Investors may also want to know how the ramps at newly opened Gigas in Berlin and Austin are approaching, the Cybertruck launch schedule, and more details about the Robotaxi service Musk announced at the Cyber ​​Rodeo event.

With Tesla hinting at another stock split, the potential split ratio is of interest to many retail investors, as evidenced by shareholder questions collected by the company.

Musk can be asked about his interest in buying a social media platform Twitter, Inc. TWTRHe plans to fund a potential purchase and whether it will in any way reduce his focus on his pioneering electric car business.

Related link: Why this analyst thinks Tesla’s growth could “shock Wall Street” for several years

Take the TSLA stock: Tesla shares peaked at $1,243.49 on November 4, and then were seen moving in a wide range.

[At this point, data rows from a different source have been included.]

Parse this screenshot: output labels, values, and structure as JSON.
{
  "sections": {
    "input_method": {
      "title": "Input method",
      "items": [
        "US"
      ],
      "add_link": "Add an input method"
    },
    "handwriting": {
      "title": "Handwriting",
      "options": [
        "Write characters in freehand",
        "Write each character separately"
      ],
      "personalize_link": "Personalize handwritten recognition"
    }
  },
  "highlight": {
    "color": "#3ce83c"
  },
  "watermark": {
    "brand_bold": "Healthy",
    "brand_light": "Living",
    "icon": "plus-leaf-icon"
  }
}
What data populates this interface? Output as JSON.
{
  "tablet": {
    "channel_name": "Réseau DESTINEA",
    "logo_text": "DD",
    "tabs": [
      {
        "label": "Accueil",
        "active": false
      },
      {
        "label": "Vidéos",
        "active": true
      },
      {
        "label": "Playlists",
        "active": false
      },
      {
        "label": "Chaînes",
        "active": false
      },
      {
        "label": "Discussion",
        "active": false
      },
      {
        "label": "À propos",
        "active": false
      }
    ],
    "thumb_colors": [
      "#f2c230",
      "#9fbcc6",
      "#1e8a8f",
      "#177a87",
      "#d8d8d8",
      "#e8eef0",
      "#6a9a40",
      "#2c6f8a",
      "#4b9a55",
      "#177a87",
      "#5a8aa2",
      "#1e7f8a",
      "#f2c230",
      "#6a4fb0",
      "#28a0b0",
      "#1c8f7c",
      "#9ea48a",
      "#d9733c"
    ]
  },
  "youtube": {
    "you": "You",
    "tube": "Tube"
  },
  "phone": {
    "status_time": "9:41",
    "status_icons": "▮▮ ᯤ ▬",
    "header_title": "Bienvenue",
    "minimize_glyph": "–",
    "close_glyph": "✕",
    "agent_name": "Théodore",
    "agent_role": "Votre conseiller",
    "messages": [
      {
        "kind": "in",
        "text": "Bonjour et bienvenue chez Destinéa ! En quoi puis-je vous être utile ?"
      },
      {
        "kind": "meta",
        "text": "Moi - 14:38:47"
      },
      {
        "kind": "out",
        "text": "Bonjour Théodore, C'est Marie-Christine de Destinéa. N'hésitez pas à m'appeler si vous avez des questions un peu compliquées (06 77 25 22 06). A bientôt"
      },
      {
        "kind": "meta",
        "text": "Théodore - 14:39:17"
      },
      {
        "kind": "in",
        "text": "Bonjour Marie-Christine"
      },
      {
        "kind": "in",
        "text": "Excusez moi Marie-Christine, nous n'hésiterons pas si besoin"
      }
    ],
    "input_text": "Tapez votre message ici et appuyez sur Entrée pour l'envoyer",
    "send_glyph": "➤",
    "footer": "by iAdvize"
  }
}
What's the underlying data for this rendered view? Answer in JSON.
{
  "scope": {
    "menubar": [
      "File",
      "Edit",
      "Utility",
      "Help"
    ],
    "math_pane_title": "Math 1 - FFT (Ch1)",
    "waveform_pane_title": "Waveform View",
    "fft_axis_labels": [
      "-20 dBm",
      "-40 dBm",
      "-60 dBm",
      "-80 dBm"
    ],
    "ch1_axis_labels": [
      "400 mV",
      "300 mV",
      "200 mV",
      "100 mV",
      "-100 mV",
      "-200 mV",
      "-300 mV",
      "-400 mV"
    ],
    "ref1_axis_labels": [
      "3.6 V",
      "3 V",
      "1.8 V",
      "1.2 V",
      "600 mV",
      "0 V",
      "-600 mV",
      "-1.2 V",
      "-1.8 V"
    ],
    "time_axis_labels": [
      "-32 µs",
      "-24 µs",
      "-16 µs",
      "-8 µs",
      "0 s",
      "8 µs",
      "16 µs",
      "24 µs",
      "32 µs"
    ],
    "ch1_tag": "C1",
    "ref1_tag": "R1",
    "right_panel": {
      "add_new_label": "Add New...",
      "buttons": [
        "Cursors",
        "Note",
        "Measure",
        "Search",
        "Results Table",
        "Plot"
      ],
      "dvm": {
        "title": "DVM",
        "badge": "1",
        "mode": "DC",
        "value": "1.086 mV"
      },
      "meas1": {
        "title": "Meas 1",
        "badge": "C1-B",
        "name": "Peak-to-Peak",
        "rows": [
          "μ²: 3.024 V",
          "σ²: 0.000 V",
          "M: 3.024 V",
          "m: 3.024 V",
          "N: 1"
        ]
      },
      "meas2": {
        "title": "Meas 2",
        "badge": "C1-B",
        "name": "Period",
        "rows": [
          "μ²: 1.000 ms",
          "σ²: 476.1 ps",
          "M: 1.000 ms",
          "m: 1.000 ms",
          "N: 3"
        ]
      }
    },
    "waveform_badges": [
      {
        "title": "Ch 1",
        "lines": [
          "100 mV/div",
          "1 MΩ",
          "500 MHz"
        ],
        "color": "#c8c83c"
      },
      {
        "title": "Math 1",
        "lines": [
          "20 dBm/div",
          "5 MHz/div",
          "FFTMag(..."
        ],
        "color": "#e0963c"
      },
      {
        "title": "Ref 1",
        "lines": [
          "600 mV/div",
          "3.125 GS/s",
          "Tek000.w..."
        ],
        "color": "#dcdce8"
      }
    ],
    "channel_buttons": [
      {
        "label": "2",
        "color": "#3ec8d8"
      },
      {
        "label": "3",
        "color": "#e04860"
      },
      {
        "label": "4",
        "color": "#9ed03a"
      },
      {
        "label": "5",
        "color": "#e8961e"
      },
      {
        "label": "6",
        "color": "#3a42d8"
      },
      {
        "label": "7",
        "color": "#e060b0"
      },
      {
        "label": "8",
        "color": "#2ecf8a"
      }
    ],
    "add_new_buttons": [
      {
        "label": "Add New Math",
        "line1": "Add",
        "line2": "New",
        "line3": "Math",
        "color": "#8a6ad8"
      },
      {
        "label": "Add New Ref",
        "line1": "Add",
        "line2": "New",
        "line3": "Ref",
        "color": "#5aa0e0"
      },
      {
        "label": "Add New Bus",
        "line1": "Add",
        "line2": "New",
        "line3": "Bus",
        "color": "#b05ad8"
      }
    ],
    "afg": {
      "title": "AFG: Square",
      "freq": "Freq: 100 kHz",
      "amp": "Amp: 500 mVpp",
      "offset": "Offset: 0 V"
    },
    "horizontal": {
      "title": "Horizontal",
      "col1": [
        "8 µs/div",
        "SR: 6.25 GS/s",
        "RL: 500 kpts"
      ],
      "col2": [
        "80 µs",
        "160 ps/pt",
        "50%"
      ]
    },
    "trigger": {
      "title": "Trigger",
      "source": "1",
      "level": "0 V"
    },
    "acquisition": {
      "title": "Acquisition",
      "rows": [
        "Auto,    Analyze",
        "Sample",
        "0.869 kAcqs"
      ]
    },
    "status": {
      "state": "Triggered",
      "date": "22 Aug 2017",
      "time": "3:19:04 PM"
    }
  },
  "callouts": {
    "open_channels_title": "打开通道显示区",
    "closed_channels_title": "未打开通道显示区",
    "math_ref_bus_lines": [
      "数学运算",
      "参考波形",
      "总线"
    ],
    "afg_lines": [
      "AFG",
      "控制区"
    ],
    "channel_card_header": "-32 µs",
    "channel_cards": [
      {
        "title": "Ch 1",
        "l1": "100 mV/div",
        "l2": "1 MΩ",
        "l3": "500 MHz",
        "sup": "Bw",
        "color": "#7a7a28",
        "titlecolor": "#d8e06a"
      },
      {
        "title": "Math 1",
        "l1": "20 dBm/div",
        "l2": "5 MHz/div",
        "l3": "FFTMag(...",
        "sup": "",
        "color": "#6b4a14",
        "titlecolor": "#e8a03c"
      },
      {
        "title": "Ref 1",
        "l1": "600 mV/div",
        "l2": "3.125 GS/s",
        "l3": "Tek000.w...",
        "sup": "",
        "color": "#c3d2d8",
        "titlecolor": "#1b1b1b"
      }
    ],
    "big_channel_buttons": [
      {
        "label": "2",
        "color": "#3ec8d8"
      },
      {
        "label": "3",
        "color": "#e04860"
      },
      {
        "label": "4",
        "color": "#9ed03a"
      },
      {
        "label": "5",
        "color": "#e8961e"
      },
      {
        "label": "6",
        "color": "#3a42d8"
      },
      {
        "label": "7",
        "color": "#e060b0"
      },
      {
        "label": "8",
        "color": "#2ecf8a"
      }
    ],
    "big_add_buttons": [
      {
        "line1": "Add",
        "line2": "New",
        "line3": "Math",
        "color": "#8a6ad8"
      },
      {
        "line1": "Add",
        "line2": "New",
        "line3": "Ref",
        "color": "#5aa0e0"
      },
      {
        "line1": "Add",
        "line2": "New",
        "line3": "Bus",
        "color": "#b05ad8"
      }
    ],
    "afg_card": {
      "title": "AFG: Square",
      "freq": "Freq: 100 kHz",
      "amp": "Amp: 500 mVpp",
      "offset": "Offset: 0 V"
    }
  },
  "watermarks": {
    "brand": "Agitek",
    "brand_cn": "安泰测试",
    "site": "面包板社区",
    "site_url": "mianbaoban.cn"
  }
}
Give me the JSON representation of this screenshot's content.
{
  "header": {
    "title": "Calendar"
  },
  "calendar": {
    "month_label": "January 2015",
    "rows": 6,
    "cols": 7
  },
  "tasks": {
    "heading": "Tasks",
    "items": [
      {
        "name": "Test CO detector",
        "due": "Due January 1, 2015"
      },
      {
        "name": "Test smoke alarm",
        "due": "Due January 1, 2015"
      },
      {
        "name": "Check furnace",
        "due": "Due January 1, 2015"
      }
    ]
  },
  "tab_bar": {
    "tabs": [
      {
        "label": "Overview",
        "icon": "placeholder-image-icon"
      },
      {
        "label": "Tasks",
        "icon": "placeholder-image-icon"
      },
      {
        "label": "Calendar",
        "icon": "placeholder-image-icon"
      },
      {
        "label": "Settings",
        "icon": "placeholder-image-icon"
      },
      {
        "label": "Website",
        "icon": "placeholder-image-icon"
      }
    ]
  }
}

Supply chain problems and market-wide pessimism amid uncertain Fed rate expectations put pressure on the stock at the start of 2022. After bottoming in late February, the stock continued its way back to a near-term high of $1,079 in early April.

Musk’s aggressive attempt to buy Twitter did not do well with investors, and the stock has fallen from its peak.

If the stock can maintain the support near $975, further upside is likely. A dip below the level could bring it back to around $900.

The average analyst price target for Tesla stock, according to TipRanks, is $1,006.04, indicating a modest decline from current levels.

Tesla shares closed Tuesday’s session 2.38% higher at $1028.15, and down 1.18% to $1016.06 Wednesday morning, according to Benzinga Pro.